/torchpwl

Piecewise Linear Functions (PWL) implementation in PyTorch

Primary LanguagePythonMIT LicenseMIT

Piecewise Linear Functions (PWL) implementation in PyTorch

Piecewise Linear Functions (PWLs) can be used to approximate any 1D function. PWLs are built with a configurable number of line segments - the more segments the more accurate the approximation. This package implements PWLs in PyTorch and as such you can optimize them using standard gradient descent and even use them as the activation function in your neural nets.

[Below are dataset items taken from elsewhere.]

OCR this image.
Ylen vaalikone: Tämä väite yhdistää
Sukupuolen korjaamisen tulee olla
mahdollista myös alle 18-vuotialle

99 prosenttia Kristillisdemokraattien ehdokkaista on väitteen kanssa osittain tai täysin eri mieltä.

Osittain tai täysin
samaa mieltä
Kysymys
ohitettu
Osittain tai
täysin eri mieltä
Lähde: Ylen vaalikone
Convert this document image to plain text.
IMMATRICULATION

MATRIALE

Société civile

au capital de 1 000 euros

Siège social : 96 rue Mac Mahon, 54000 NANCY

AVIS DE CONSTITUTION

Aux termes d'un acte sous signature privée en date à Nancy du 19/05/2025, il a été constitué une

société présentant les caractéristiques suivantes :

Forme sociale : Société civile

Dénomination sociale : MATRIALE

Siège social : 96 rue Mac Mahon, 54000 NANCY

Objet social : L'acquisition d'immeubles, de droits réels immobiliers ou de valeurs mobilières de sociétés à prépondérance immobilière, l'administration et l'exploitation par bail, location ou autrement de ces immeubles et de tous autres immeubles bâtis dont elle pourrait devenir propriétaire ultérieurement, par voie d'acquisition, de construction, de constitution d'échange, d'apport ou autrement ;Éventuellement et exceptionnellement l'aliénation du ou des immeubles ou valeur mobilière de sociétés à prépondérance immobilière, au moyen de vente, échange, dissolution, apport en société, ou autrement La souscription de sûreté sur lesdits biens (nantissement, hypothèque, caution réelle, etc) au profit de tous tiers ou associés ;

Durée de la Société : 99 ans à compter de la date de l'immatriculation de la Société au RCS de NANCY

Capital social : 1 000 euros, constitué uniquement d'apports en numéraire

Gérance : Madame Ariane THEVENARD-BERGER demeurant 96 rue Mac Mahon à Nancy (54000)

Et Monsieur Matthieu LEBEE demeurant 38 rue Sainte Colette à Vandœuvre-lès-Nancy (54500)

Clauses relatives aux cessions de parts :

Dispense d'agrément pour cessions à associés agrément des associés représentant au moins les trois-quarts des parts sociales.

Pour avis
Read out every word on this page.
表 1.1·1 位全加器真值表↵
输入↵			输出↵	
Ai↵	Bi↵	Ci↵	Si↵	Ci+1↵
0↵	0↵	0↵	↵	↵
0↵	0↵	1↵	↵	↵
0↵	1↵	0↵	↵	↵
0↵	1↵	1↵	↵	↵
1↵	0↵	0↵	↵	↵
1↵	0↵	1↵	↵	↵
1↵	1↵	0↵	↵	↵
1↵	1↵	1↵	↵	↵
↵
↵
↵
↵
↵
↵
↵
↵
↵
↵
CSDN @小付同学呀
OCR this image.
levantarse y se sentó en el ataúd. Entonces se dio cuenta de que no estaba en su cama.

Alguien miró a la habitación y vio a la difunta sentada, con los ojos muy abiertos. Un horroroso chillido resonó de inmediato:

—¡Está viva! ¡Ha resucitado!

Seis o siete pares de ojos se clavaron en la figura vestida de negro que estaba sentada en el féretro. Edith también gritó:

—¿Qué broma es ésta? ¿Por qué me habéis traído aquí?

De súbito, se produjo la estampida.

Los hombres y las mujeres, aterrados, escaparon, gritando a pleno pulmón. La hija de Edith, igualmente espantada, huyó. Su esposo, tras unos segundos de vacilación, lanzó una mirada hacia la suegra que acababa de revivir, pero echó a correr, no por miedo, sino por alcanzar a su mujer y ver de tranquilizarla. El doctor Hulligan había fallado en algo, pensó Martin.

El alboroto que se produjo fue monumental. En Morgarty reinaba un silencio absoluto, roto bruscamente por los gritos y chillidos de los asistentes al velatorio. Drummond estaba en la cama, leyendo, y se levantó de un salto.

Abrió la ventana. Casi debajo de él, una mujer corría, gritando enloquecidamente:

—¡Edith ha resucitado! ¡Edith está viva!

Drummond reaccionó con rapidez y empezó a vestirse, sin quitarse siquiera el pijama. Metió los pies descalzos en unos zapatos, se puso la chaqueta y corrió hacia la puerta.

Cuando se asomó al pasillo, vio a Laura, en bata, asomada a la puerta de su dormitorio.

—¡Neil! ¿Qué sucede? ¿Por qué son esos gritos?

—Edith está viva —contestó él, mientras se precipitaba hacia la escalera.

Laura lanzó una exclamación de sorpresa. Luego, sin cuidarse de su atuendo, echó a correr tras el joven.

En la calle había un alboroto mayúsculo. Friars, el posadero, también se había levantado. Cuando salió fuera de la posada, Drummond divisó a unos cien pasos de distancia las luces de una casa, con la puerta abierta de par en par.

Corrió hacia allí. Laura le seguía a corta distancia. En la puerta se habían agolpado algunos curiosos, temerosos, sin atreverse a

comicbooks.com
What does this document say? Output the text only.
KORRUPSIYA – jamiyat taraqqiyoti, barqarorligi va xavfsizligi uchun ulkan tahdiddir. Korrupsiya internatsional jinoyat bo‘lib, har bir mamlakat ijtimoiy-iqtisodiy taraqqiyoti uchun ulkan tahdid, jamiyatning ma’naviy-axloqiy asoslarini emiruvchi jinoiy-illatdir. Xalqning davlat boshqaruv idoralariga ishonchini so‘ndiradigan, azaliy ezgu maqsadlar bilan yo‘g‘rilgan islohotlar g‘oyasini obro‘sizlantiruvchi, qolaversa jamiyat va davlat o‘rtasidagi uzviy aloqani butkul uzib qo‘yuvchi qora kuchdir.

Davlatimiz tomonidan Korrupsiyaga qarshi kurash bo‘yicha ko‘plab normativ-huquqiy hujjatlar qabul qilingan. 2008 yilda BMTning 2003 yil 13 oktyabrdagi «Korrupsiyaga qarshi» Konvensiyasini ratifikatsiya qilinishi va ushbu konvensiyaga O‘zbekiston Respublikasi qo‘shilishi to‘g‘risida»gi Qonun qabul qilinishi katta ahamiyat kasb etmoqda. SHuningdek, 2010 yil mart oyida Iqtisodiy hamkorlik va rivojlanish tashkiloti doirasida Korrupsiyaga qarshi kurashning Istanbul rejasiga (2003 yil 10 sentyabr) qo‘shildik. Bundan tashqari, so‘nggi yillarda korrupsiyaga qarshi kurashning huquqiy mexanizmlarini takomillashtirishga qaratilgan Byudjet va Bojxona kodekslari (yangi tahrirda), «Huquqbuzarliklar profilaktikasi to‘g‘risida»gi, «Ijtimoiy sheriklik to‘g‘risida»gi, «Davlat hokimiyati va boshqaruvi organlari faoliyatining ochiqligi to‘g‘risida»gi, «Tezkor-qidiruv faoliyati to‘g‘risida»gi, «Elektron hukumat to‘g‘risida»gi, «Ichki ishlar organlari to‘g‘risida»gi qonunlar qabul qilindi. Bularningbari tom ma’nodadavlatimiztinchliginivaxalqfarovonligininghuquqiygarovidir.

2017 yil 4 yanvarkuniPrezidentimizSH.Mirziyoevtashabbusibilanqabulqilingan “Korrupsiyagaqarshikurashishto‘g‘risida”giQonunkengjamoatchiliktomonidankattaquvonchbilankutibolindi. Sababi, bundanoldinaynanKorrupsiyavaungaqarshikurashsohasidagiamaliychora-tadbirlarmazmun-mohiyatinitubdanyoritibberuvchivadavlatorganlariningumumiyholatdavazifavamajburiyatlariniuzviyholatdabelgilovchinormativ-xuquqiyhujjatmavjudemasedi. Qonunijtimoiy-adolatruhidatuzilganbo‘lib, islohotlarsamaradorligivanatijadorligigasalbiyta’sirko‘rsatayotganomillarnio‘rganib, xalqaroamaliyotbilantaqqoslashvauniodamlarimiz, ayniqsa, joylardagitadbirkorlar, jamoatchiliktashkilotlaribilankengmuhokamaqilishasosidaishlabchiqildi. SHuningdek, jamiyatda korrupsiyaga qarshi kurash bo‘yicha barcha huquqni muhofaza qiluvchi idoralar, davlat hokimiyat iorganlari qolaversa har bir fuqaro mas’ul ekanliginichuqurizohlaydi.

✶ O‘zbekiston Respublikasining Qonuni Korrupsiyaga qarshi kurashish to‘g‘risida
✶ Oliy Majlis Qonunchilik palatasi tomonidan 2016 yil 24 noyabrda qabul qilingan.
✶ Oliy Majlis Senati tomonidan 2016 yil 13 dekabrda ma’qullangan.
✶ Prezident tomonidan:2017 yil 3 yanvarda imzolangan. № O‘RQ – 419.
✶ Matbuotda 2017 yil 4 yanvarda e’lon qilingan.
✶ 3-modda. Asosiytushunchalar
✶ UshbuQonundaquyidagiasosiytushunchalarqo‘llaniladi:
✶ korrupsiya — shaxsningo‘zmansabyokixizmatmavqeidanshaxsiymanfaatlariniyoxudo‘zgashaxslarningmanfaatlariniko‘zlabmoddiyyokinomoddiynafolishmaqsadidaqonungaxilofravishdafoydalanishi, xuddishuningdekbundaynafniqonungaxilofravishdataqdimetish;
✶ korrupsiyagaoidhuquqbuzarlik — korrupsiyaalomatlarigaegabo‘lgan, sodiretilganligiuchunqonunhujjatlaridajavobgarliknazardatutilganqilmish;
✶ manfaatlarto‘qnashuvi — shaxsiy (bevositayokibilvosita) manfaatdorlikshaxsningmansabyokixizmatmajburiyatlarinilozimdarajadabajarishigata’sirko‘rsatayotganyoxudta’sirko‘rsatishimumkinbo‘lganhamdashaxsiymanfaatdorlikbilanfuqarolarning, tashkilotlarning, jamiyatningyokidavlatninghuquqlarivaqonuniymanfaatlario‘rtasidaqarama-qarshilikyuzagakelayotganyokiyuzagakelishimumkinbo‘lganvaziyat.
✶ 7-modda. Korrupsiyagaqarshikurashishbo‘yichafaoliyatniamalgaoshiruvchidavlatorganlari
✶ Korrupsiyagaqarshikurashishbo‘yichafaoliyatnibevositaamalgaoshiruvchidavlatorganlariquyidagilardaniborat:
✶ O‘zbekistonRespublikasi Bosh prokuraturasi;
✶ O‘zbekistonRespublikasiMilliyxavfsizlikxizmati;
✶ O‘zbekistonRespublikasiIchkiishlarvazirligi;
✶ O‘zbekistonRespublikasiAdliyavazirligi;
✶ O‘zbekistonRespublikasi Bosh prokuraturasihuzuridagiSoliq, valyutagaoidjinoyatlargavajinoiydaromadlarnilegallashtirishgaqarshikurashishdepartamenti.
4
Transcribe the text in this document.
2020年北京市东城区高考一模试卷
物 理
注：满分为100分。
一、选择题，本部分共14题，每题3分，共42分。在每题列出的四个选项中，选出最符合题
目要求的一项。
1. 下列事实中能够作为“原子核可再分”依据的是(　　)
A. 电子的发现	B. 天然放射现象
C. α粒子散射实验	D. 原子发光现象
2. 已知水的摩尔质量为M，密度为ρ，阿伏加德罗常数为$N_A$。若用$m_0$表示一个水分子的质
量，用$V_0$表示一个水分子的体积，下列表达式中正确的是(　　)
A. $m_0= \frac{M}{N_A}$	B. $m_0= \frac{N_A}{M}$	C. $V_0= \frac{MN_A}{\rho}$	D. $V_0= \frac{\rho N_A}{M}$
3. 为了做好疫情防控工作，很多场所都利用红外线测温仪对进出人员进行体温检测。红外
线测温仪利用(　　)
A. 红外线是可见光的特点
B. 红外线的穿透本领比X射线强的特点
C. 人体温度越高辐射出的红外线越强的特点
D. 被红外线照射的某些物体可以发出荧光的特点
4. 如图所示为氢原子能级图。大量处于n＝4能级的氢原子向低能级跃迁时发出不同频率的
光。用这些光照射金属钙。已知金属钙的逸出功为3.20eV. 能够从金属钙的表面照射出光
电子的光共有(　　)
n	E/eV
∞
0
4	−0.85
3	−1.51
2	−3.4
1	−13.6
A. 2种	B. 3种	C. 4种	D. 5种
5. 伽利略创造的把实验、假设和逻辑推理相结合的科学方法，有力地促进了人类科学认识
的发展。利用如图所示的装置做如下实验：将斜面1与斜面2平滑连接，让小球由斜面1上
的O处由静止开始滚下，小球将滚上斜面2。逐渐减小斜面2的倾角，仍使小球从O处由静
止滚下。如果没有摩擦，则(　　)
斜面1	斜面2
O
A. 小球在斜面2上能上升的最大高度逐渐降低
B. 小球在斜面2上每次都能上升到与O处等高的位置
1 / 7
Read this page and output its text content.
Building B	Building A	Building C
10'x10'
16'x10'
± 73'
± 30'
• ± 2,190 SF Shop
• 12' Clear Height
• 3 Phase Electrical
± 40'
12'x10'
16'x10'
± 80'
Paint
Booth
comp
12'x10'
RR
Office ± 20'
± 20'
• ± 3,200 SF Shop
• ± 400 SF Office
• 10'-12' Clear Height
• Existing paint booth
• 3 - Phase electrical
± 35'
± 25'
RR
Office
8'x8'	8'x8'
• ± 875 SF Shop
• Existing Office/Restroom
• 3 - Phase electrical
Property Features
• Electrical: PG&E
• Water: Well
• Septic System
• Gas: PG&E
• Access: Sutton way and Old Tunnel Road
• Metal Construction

For example here you can see a PWL (blue) fitting to the dataset (green). Red dots are breakpoints - they connect separate PWL segments:

Installation:

pip install torchpwl

Example usage:
import torchpwl

# Create a PWL consisting of 3 segments for 5 channels - each channel will have its own PWL function.
pwl = torchpwl.PWL(num_channels=5, num_breakpoints=3)
x = torch.Tensor(11, 5).normal_()
y = pwl(x)

Monotonicity is also supported via MonoPWL:

# Create a PWL with monotonicity constraint (here increasing).
mono_increasing_pwl = torchpwl.MonoPWL(num_channels=5, num_breakpoints=3, monotonicity=+1)
x = torch.Tensor(11, 5).normal_()
y = mono_increasing_pwl(x)

PWL classes learn the keypoint position on the x axis (see the gifs). If you do not want to train the x coordinates of the PWL keypoints you can use the Calibrator class where the keypoints are specified manually and they remain fixed (making training easier).

Adam optimizer (lr anywhare between 1e-4 to 1e-1) is recommended for training as the gradients are scaled to the appropriate values automatically (parameters have operating range of ~1).

See the class documentations for more details.

More examples:

Below you can see a PWL fitting to the sine.

See the examples/gif directory for more examples.

Performance

The PWL is of course slower than RELU, but the implementation is relatively efficient. The performance is proportional to log(num_keypoints)*batch_size + num_keypoints. Given that the batch size is much larger than the number of the keypoints, the performance of the PWL is proportional to the log(num_keypoints) due to the use of binary search.